There Are Lessons
By Richard L. Collins August 2008
I recently had a long conversation with a pilot who is a Cirrus owner as well as a student of the airplane's history. We found things to agree on, and things to disagree on, but the dialogue was and is important. He thinks that I am picking on the Cirrus because I refer to it so much. That is not the case. I like to study it because it is a new design airplane with exciting features like an airframe parachute, and it is backed up with what is probably the industry's most extensive training program for a fixed-gear single-engine airplane. There are more important safety lessons to be learned from the accident history of the Cirrus than from any other source when it comes to new airplanes.
Start with an important item, which I have discussed before. Cirrus pilots do fly more IFR flights and hours than Cessna 182 pilots, for example. You can look at flightaware.com any day and see that there are often twice as many Cirrus airplanes in the system as there are Cessna 182s.
My Cirrus guy says this proves that Cirrus airplanes fly more because everyone who goes places in an airplane goes on an IFR flight plan. I don't agree.
Cirrus pilots are taught, in their training program, to operate IFR and they file and fly IFR. This has nothing to do with instrument flying, it deals only with the type of flight plan the pilot files and flies. Clear skies are often filled with Cirruses and other airplanes on IFR flight plans.
By contrast, the new Cessna 182 that I rent and fly is not often flown on IFR flight plans other than when I fly it or on training flights. The airplane has flown over 400 hours and there are few flight plans stored in the G1000. Pilots who fly 182s are far more likely to fly VFR except when the weather dictates that they file and fly IFR. Most pilots who fly 182s are not the type who file and fly IFR on clear days. Nor, apparently, do they push as hard to get places in their airplanes.
This pilot opined that when the Cessna 350/400 is delivered in numbers it will have a similar accident history to the Cirrus. I don't quite agree because I think the 350/400 might not do as well as the Cirrus.
For one thing, the 350/400 might not have as thorough a training program as the Cirrus has. Even more important, though, is the pilot personality factor. The 350/400 comes across as a more aggressive airplane than the Cirrus and more aggressive airplanes have always attracted more aggressive pilots. Certainly the accidents that the 350/400 had as Lancair and Columbia airplanes reflected this. Like the Cirrus accidents they have been related more to what the pilot does with the airplane, or tries to do with the airplane, than to the airplane itself. By contrast, the Cessna 182 hardly attracts aggressive pilots and its accident history reflects this.

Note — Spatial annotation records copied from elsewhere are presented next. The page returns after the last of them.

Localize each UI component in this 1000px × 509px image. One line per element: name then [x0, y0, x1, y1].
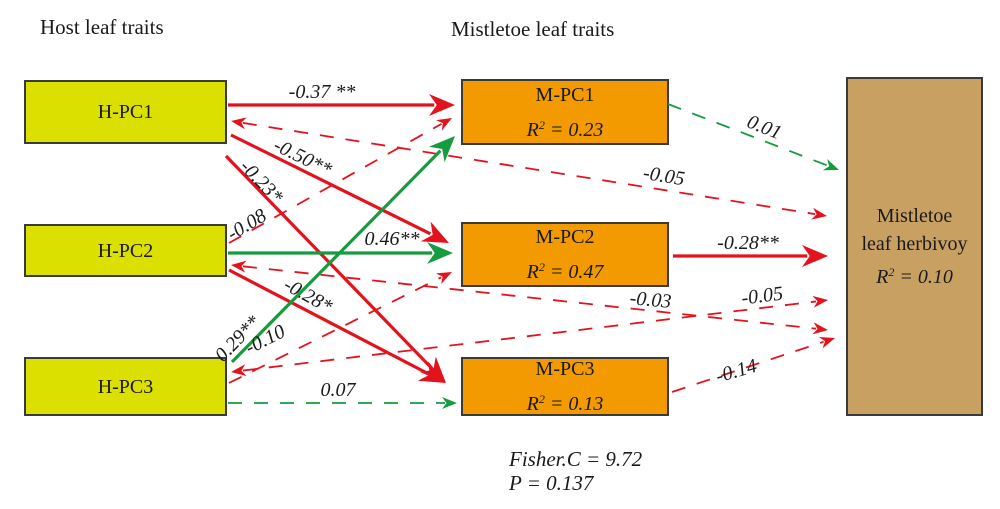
r2-symbol: R: [876, 266, 889, 288]
arrowhead-icon: [231, 260, 247, 273]
path-coefficient-label: -0.23*: [235, 156, 287, 208]
path-h-pc3-to-mistletoe-leaf-herbivoy: -0.05: [231, 283, 828, 377]
node-label-line2: leaf herbivoy: [861, 233, 968, 255]
arrowhead-icon: [231, 117, 247, 130]
host-traits-heading: Host leaf traits: [40, 15, 164, 39]
arrowhead-icon: [822, 159, 839, 171]
r2-superscript: 2: [538, 392, 545, 406]
path-line: [228, 268, 429, 375]
path-h-pc2-to-m-pc2: 0.46**: [228, 228, 453, 264]
r2-superscript: 2: [888, 265, 895, 279]
arrowhead-icon: [435, 118, 452, 131]
path-m-pc1-to-mistletoe-leaf-herbivoy: 0.01: [667, 103, 839, 171]
r2-symbol: R: [526, 261, 539, 283]
node-mistletoe-herbivory: Mistletoe leaf herbivoy R2 = 0.10: [846, 77, 983, 416]
path-coefficient-label: -0.03: [629, 287, 672, 313]
path-coefficient-label: -0.28**: [717, 232, 779, 254]
r2-superscript: 2: [538, 117, 545, 132]
arrowhead-icon: [231, 364, 247, 377]
r2-superscript: 2: [538, 260, 545, 274]
arrowhead-icon: [417, 361, 446, 383]
arrowhead-icon: [442, 397, 457, 409]
path-coefficient-label: -0.14: [713, 355, 759, 388]
path-line: [671, 340, 824, 393]
path-coefficient-label: -0.05: [642, 162, 687, 190]
r2-value: = 0.13: [544, 393, 604, 415]
path-coefficient-label: -0.50**: [270, 134, 335, 181]
path-coefficient-label: -0.05: [740, 283, 784, 310]
node-m-pc2: M-PC2 R2 = 0.47: [461, 222, 669, 287]
path-line: [242, 265, 817, 330]
p-value-stat: P = 0.137: [509, 471, 594, 495]
fisher-c-stat: Fisher.C = 9.72: [509, 447, 643, 471]
path-line: [667, 103, 829, 167]
r-squared: R2 = 0.13: [527, 384, 604, 419]
r-squared: R2 = 0.23: [527, 110, 604, 145]
node-label-line1: Mistletoe: [876, 205, 953, 227]
path-line: [230, 149, 442, 364]
path-coefficient-label: 0.01: [744, 111, 785, 145]
node-label: M-PC3: [535, 358, 595, 380]
path-h-pc2-to-mistletoe-leaf-herbivoy: -0.03: [231, 260, 828, 335]
arrowhead-icon: [811, 207, 827, 220]
node-label: M-PC1: [535, 83, 595, 106]
path-coefficient-label: -0.08: [223, 205, 270, 245]
node-h-pc3: H-PC3: [24, 357, 227, 416]
path-line: [242, 300, 817, 372]
arrowhead-icon: [818, 337, 835, 349]
r-squared: R2 = 0.47: [527, 252, 604, 287]
path-m-pc2-to-mistletoe-leaf-herbivoy: -0.28**: [673, 232, 828, 267]
arrowhead-icon: [427, 242, 453, 264]
node-label: H-PC2: [97, 239, 154, 262]
r2-value: = 0.10: [894, 266, 953, 288]
r2-symbol: R: [526, 118, 539, 141]
node-m-pc3: M-PC3 R2 = 0.13: [461, 357, 669, 416]
path-m-pc3-to-mistletoe-leaf-herbivoy: -0.14: [671, 337, 835, 393]
path-h-pc3-to-m-pc3: 0.07: [228, 379, 457, 409]
r2-value: = 0.23: [544, 118, 604, 141]
path-line: [230, 133, 432, 236]
node-m-pc1: M-PC1 R2 = 0.23: [461, 79, 669, 145]
arrowhead-icon: [429, 94, 455, 116]
arrowhead-icon: [812, 322, 828, 335]
mistletoe-traits-heading: Mistletoe leaf traits: [451, 17, 615, 41]
path-line: [242, 122, 816, 215]
arrowhead-icon: [435, 272, 452, 285]
model-fit-stats: Fisher.C = 9.72 P = 0.137: [509, 447, 642, 495]
path-coefficient-label: -0.37 **: [289, 81, 356, 103]
node-label: M-PC2: [535, 226, 595, 248]
path-coefficient-label: 0.46**: [365, 228, 420, 250]
arrowhead-icon: [428, 136, 455, 163]
node-h-pc2: H-PC2: [24, 224, 227, 277]
r2-symbol: R: [526, 393, 539, 415]
node-label: H-PC3: [97, 375, 154, 398]
node-label: H-PC1: [97, 101, 154, 123]
arrowhead-icon: [420, 221, 449, 243]
arrowhead-icon: [802, 245, 828, 267]
r-squared: R2 = 0.10: [876, 258, 953, 291]
arrowhead-icon: [812, 295, 828, 308]
path-h-pc1-to-m-pc1: -0.37 **: [228, 81, 455, 116]
path-line: [228, 276, 442, 384]
node-h-pc1: H-PC1: [24, 80, 227, 144]
path-coefficient-label: 0.07: [321, 379, 357, 401]
r2-value: = 0.47: [544, 261, 604, 283]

The 182 will likely forever have a better record than the Cirrus or the Cessna 350/400, not because it is a "better" airplane or because of superior flying qualities but because of its personality.
Even the training business is suspect. Training can ensure that the pilot is familiar with the flying qualities of an airplane as well as its systems, including avionics. What training can't do is keep the pilot from taking risks that are totally out of proportion to the rewards. I think the Cirrus experience should cause us to seriously question the purpose and the effectiveness of training in what are basically simple single-engine airplanes.
In the Cirrus fatal accidents where probable cause has been established and pilot experience is listed, there are neither a lot of low-time pilots nor a lot of low-time Cirrus pilots. Of 23 accidents studied, the most inexperienced pilot had 185 hours with 12 in type. Only about a third of the pilots had less than 100 hours in a Cirrus and two had 500 or more hours in type.
The conclusion that I draw is that Cirrus pilots leave their initial training well prepared to operate the airplane and they do so for a while. As far as the stick, rudder, throttle and the avionics knobs go, they are competent pilots. They fly until they reach that temptation point and cross a line in an attempt to do something with the airplane that is beyond their ability or the airplane's capability. The accident has nothing to do with the airplane, the pilot's training or the pilot's experience. It has everything to do with the pilot's inability to distinguish between the possible and the impossible.
Most pilots who fly Cirrus airplanes and who will be flying Cessna 350/400s are family men with successful business or professional lives. In many cases there are probably misgivings about their flying among family and friends. That means that the pilot usually puts some effort into trying to convince the doubters that flying is "safe." That is all well and good, but trouble comes if and when the pilot convinces himself that flying is anywhere near being "safe." The pilot is the determinant of that and, as we have learned many times over the years, the slightest lapse in judgment can kill you quick.
The Price of Fuel
Avgas prices are high enough to make a grown man cry. Historically, avgas has been as much as twice the price of automobile gasoline and in some places avgas is at or near that level.
So is there a pony in this room full of manure? It is hard to find but things might not be as far out of whack as you think, at least relative to things that happened in the past.